Séminaire Nathalie Masse sur l'adoption
des Enfants étrangers
Centre International de l'Enfance - Paris - Longchamp
Intervention liminaire de J. P. ROSENCZVEIG,
magistrat, directeur de l'Institut de l'enfance et de la Famille
27 MAI 1992
Mesdames, Messieurs,
Je me réjouis d'ouvrir cette dernière séquence de ce séminaire où il va nous être donné de réfléchir au devenir des enfants adoptés.
Je voudrais en quelques notations m'efforcer de cadrer les termes du débat à venir à partir de mon expérience de juge des enfants, de la connaissance de la loi du 6 juin 1984 à laquelle j'ai été associé, mais encore de ce que je peux observer en Roumanie où j'exerce actuellement auprès du gouvernement une mission d'expert sur les questions relatives à l'enfance
Il m'apparait tout d'abord nécessaire, cela ne sera jamais suffisamment affirmé que l'adoption n'est pas une fin en soi, mais un moyen parmi d'autres de venir en aide à un enfant en difficulté; en pratique le droit d'un enfant privé de famille. L'adoption est bien d'abord la réponse à un enfant même si dans de nombreuses circonstances elle contribue également à prendre en compte le souci d'adultes d'être parents. On aurait tendance à l'oublier quand c'est d'abord le groupe de pression des parents ou futurs parents adoptifs qui s'expriment.
En d'autres termes, l'adoption est l'une des techniques à disposition de ceux qui animent une politique de protection de l'enfance, mais elle ne doit intervenir ou être envisagée après qu'ait été vérifiée l'impossibilité pour l'enfant de retrouver toute sa place auprès de ses parents ! Méfions-nous aussi de l'attitude simpliste consistant à penser que les enfants qui souffrent de par le monde - et malheureusement ils sont légions - relèvent de l'adoption.
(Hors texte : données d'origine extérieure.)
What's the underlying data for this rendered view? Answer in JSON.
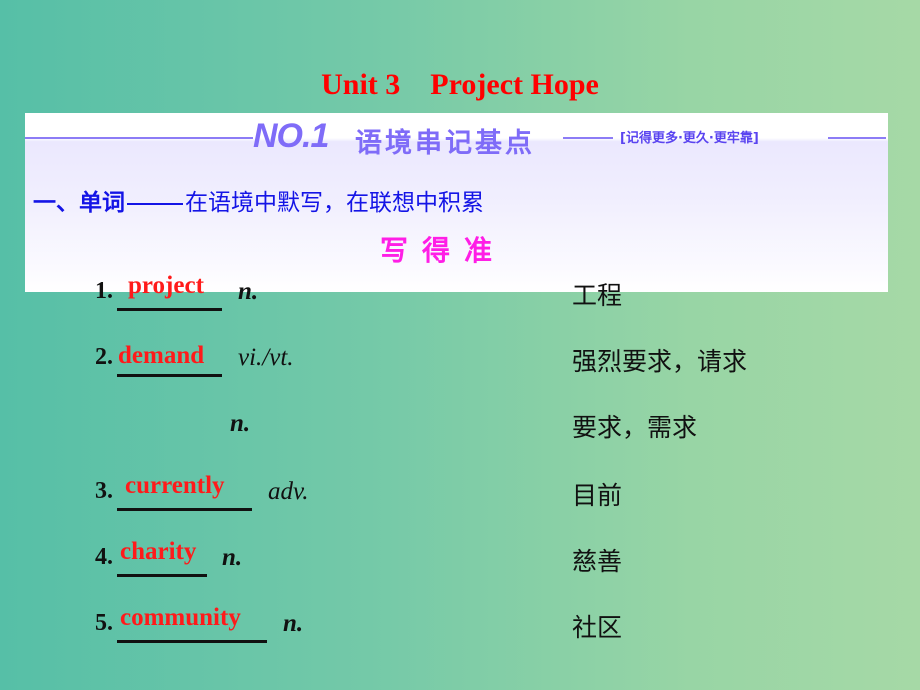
{
  "page": {
    "title": "Unit 3    Project Hope"
  },
  "banner": {
    "number": "NO.1",
    "title": "语境串记基点",
    "tag": "[记得更多·更久·更牢靠]",
    "line_color": "#8c7cf6"
  },
  "section": {
    "heading_strong": "一、单词",
    "heading_rest": "在语境中默写，在联想中积累",
    "sub_heading": "写得准"
  },
  "vocab": [
    {
      "num": "1.",
      "answer": "project",
      "pos": "n.",
      "meaning": "工程"
    },
    {
      "num": "2.",
      "answer": "demand",
      "pos": "vi./vt.",
      "meaning": "强烈要求，请求"
    },
    {
      "num": "",
      "answer": "",
      "pos": "n.",
      "meaning": "要求，需求"
    },
    {
      "num": "3.",
      "answer": "currently",
      "pos": "adv.",
      "meaning": "目前"
    },
    {
      "num": "4.",
      "answer": "charity",
      "pos": "n.",
      "meaning": "慈善"
    },
    {
      "num": "5.",
      "answer": "community",
      "pos": "n.",
      "meaning": "社区"
    }
  ],
  "colors": {
    "title": "#ff0000",
    "answer": "#ff1a1a",
    "heading": "#1414e6",
    "sub_heading": "#ff1ee6",
    "banner_text": "#7f6cf8"
  }
}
Ce ne sont pas les juges qui tiennent à privilégier les liens du sang contrairement à ce que l'on affirme communément, mais la loi de notre pays; et désormais la loi internationale qui rappelle que l'enfant à d'abord droit de connaître ses parents et d'être élevés par eux (article 7 de la Convention des Nations Unies sur les droits de l'enfant). Dit autrement, la loi veut que l'enfant ait d'abord droit à vivre dans sa famille - la puissance publique doit mettre tous les moyens préventifs ou curatifs à cet effet -; à défaut, il faut lui offrir une famille d'accueil - de préférence à un établissement - qui peut avoir vocation à devenir sa famille par l'adoption s'il s'avère que l'enfant ne peut pas retrouver sa place auprès de ses parents.
On perçoit l'importance de ces rappels quand on aurait tendance, qui plus est s'agissant des enfants vivant à l'étranger, de penser qu'ils sont adoptables dès lors que leur famille rencontre des difficultés. Les choses ne sont pas si simples que cela. Dans notre pays, on a su prendre les précautions qui s'imposaient pour éviter de retirer leur enfant à leurs parents au seul prétexte de la pauvreté matérielle.
Si je prends l'exemple de la Roumanie, on voit bien les efforts à déployer pour trouver une réponse adaptée aux enfants en nombre anormalement élevé vivant actuellement dans les établissements : beaucoup sont de fait abandonnés et une loi s'impose qui permette de clarifier au mieux et au plus tôt leur situation; en revanche, il est tout aussi évident que pour nombre d'enfant leur place est de revenir avec leurs parents et cela est possible avec un soutien financier ou éducatif minimal. J'ai bon espoir qu'avec notre appui ce type de législation puisse être adopté d'ici la fin de l'année 1992. Cela permettra de déclarer adoptables des enfants abandonnés de fait comme il en est trop aujourd'hui après que l'action sociale pour reconstituer la famille ait échoué; cela ne fera pas faire l'économie de mettre en place un soutien social, matériel ou éducatif dans les quartiers pour éviter qu'une rupture familiale n'intervienne dans nombre de situations où des familles sont en difficulté.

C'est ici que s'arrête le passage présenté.